Die Vor-Ort-Untersuchung (field study) erfolgte an 14 Produktionsstandorten in der Dritten Welt: China, Indien, Thailand, Philippinen. Durchgeführt wurde sie von örtlichen Untersuchungsorganisationen. Im Zentrum standen Einzelinterviews mit Arbeitskräften der betreffenden Werke, die außerhalb des Werksgeländes unter Zusicherung der Anonymität geführt wurden. In Ergänzung wurden Werksdirektoren und Personalverantwortliche interviewt.

Bewertung relativ, nicht absolut

Die Bewertung nach einem 5-Stufen-Schema:

  • A bedeutet, dass das Unternehmen in diesem Bereich den überwiegenden Teil der Kriterien erfüllt.
  • B : Das Unternehmen erfüllt die Mehrzahl der Kriterien.
  • C : Das Unternehmen erfüllt rund die Hälfte der Kriterien .
  • D : Das Unternehmen erfüllt nur den kleineren Teil der Kriterien.
  • E : Das Unternehmen erfüllt keine oder nur einige wenige Kriterien.

Die Kriterien stellen Mindeststandards dar.
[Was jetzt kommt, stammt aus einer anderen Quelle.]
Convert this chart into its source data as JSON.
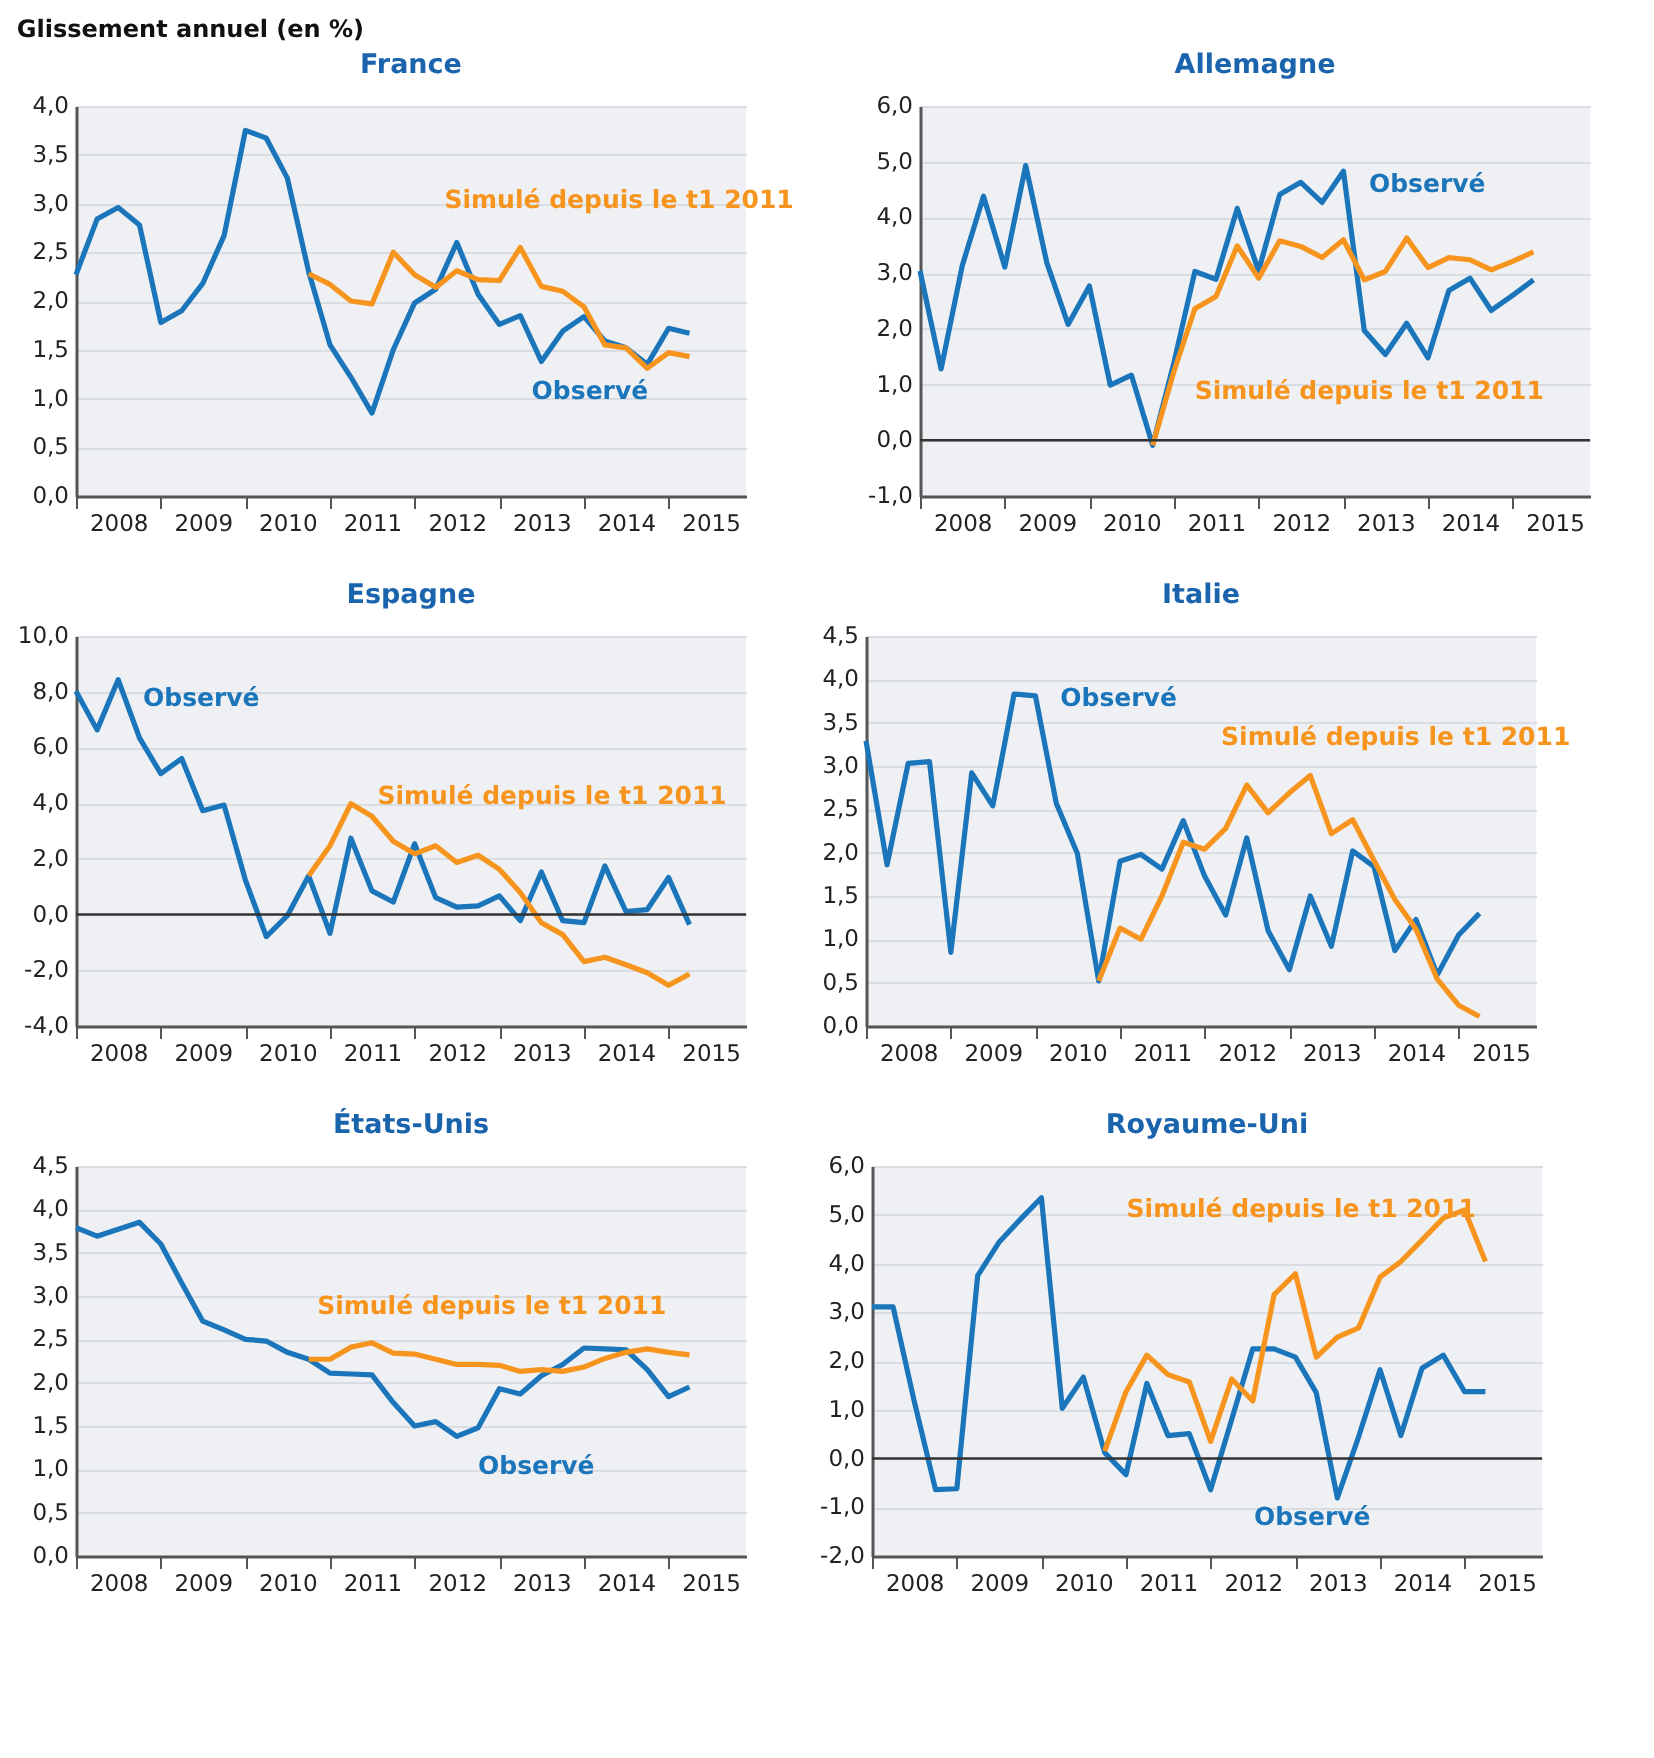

Deren Erfüllung bedeutet somit nicht, dass die Leistung des Unternehmens als „sehr gut“ bezeichnet werden kann. Die Kriterien werden gewichtet, tragen also unterschiedlich stark zu einem Gruppenurteil bzw. zum Endurteil bei.

Die Kriterien im Einzelnen

  • Transparenz (Anteil am Endurteil: 10 %)

Bewertet wurden öffentlich zugängliche Berichte zum Thema CSR: und zwar nach Inhalt, Abdeckung der Unternehmensaktivitäten und Vorhandensein von Stellungnahmen unabhängiger Organisationen.

Weiters wurde die Kooperationsbereitschaft des Unternehmens bewertet: Wurden alle gewünschten Informationen bereitwillig und unter Einhaltung der Fristen geliefert? Die Beantwortung von mystery calls (verdeckten Anfragen) wurde beurteilt und schließlich auch die Offenlegung der Wertschöpfungskette (möglichst umfassende Angaben über alle Produktionsstätten).

  • Umwelt (40 %)

Umweltpolitik

Verlangt das Unternehmen eine ISO- bzw. EMAS-Zertifizierung, auch von Sublieferanten? Wird die Einhaltung überprüft, gibt es Informationen über die Ergebnisse bzw. über Verbesserungsprogramme?

Bewertung von Maßnahmen zur Senkung des Energieverbrauches und der Entsorgung ; gibt es externe Zertifizierungen? Gibt es Informationen für Konsumenten?

Schadstoffe

RoHS: Erfüllt das Unternehmen die Bestimmungen der RoHS-Richtlinie zur Beschränkung gefährlicher Substanzen in der Produktion, wie Blei, Cadmium, Quecksilber, Chrom, PBB oder PBDE? Geht es über die gesetzlichen Bestimmungen hinaus? Ist die Kontrolle gewährleistet? Werden über die RoHS-Richtlinie hinaus auch andere toxische Stoffe aus der Produktion verbannt?

Entsorgung

WEEE: Erfüllt das Unternehmen die Bestimmungen der WEEE-Richtlinie über die Entsorgung von Elektro- und Elektronik-Altgeräten? Wird beim Design der Produkte auf das Recycling Rücksicht genommen? Gibt es ein unternehmenseigenes Rücknahmeprogramm, das über die Bestimmungen der WEEE-Richtlinie hinausgeht?

  • Soziales (50 %)

Sozialstandards

ILO-Standards. Berücksichtigung der acht zentralen ILO-Standards in der Unternehmenspolitik: keine Kinderarbeit, keine Zwangsarbeit oder Sklaverei, keine Diskriminierung von Arbeitnehmergruppen, Gewerkschaftsfreiheit, Recht auf Kollektivverhandlungen, Bezahlung von living wages (Löhnen, die die Lebenshaltungskosten decken), maximale Arbeitszeit, Sicherheit und Hygiene am Arbeitsplatz.

Audits. Werden Audits zur Überprüfung der Einhaltung der Mindeststandards durchgeführt, nur in den eigenen Werken oder auch in denen der Zulieferbetriebe? Gibt es nur interne oder auch externe (unternehmensunabhängige) Audits? Gibt es einen Audit-Report, werden die Ergebnisse veröffentlicht?

Vor-Ort-Untersuchung (nicht bewertet)

In Interviews wurden Informationen über die Arbeitsbedingungen eingeholt, wobei folgende Themen im Mittelpunkt standen: Kinderarbeit, Gewerkschaftsfreiheit, erzwungene Überstunden, Nicht-Diskriminierung, Einhaltung der gesetzlichen Bestimmungen bezüglich Mindestlohn, Gesundheit und Hygiene, Vorhandensein von Arbeitsverträgen, maximale Arbeitszeit.